Ben is getting a "blue frowning face," which Leo says is the new bluescreen of death. Leo says it's likely a hardware or driver issue. Modern operating systems don't BSOD when an app crashes anymore. But low-level errors like drivers or hardware will cause it. If it's just doing it when he's doing nothing, it could mean a failing power supply. Also, make sure the drivers are up to date.
Vicki put her computer to sleep and now it won't wake up again. Leo says the usual culprit is the power supply. She should try turning her monitor off and back on. She can press and hold the on/off switch of her computer for ten seconds. That will turn her computer fully off. She should unplug it for a few minutes, then plug it back in and turn it on, to see if the monitor will wake up. If it does, sometimes it can fall asleep and not get the signal to turn back on. Then shine a light on the power supply fan and see if it's spinning. If it is, then it isn't the power supply.

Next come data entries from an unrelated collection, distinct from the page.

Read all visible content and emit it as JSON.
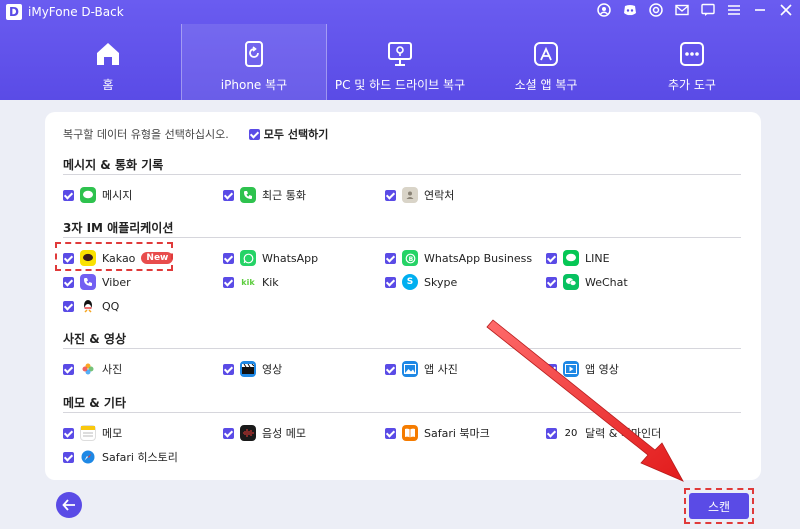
{
  "app": {
    "title": "iMyFone D-Back",
    "logo_letter": "D"
  },
  "tabs": [
    {
      "label": "홈",
      "icon": "home-icon"
    },
    {
      "label": "iPhone 복구",
      "icon": "phone-restore-icon",
      "active": true
    },
    {
      "label": "PC 및 하드 드라이브 복구",
      "icon": "pc-drive-icon"
    },
    {
      "label": "소셜 앱 복구",
      "icon": "app-store-icon"
    },
    {
      "label": "추가 도구",
      "icon": "more-tools-icon"
    }
  ],
  "content": {
    "prompt": "복구할 데이터 유형을 선택하십시오.",
    "select_all": "모두 선택하기",
    "sections": [
      {
        "title": "메시지 & 통화 기록",
        "items": [
          "메시지",
          "최근 통화",
          "연락처"
        ]
      },
      {
        "title": "3자 IM 애플리케이션",
        "items": [
          "Kakao",
          "WhatsApp",
          "WhatsApp Business",
          "LINE",
          "Viber",
          "Kik",
          "Skype",
          "WeChat",
          "QQ"
        ]
      },
      {
        "title": "사진 & 영상",
        "items": [
          "사진",
          "영상",
          "앱 사진",
          "앱 영상"
        ]
      },
      {
        "title": "메모 & 기타",
        "items": [
          "메모",
          "음성 메모",
          "Safari 북마크",
          "달력 & 리마인더",
          "Safari 히스토리"
        ]
      }
    ],
    "new_badge": "New"
  },
  "footer": {
    "scan_label": "스캔",
    "back_icon": "arrow-left-icon"
  },
  "colors": {
    "accent": "#5a4be6",
    "highlight": "#e03a3a"
  }
}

Ron's PC died yesterday. He suspects the power supply went south. Leo says there's no sense in replacing it, as he can just replace the power supply. He should check the power cord itself first, though, just to be sure it wasn't just that. If he has to replace it, he could replace the processor too, since it's 7 years old, but then he'll have to replace the motherboard as well. Why not get a bare-bones system that he can get a new processor and motherboard with, and then transfer his SSD, GPU, and other options that he's added to it?
Donald has an Acer Aspire PC running Windows Vista and he's getting a steady blinking light. Leo says that the blinking can mean something. It's like the "Power On Self Test." The motherboard battery may have died, and the light is telling him to replace it. That's the cheapest and easiest fix. If that doesn't fix it, he should look at his desktop power cord. Then he can move on to the power supply.
Brad built a computer running Windows and now it just shuts down while he's still using it. Leo says it sounds like a bad power supply. Brad replaced it, though. Leo says that's the downside of building his own machine -- he'll have to hunt down the problem himself. Leo suspects that since the power supply didn't fix it, the motherboard is probably the culprit. It could have been from a power surge. He should try replacing the battery for the BIOS and see if that resets it. If that doesn't work, it could be the motherboard. The next thing to address would be the CPU.
Brad has an 2012 MacBook that he added a second hard drive to. He then plugged a Logitech webcam in, and the display went blank. Leo thinks that Brad may have overloaded the power supply and overheated the motherboard. Laptops are designed with a very narrow window of power usage tolerances. A tower would've have worked better.
Audry has an old HP desktop running Windows 7, but after a power outage, her computer won't turn on. She even had a surge protector. Leo says that even the best surge protectors won't protect against huge power surges. But it may also be that when the power came back on, it jumped across the surge protector in a rush. It could also be that the power supply shorted out. Leo recommends replacing it. A surge protector also has a fuse and if the fuse popped, then nothing will work until she pops them in. Leo suspects the power supply just blew out.
Ryan has an HP computer and it came up with a black screen. He tried to swap out the power supply, video card, removed all the USB peripherals, replaced the CMOS battery, and still has a black screen. He can hear the power supply running, and the fans are spinning up. Leo suspects it may be just a bad motherboard. Since Ryan has done all the easy stuff first, and then tried replacing peripherals, that only leads to the main motherboard. He should also listen for POST codes to see if the machine is letting him know something is wrong.
Larry's desktop broke and he took it to get repaired. He was told that his power supply blew out, and his processor didn't have a fan on it. Should he repair it? Leo says that power supplies are an easy fix. Larry's also considering buying a new Dell. Leo says that with Windows 10 out, the older the machine, the more problematic the driver support. But power supplies are a very common failure that's easy to fix.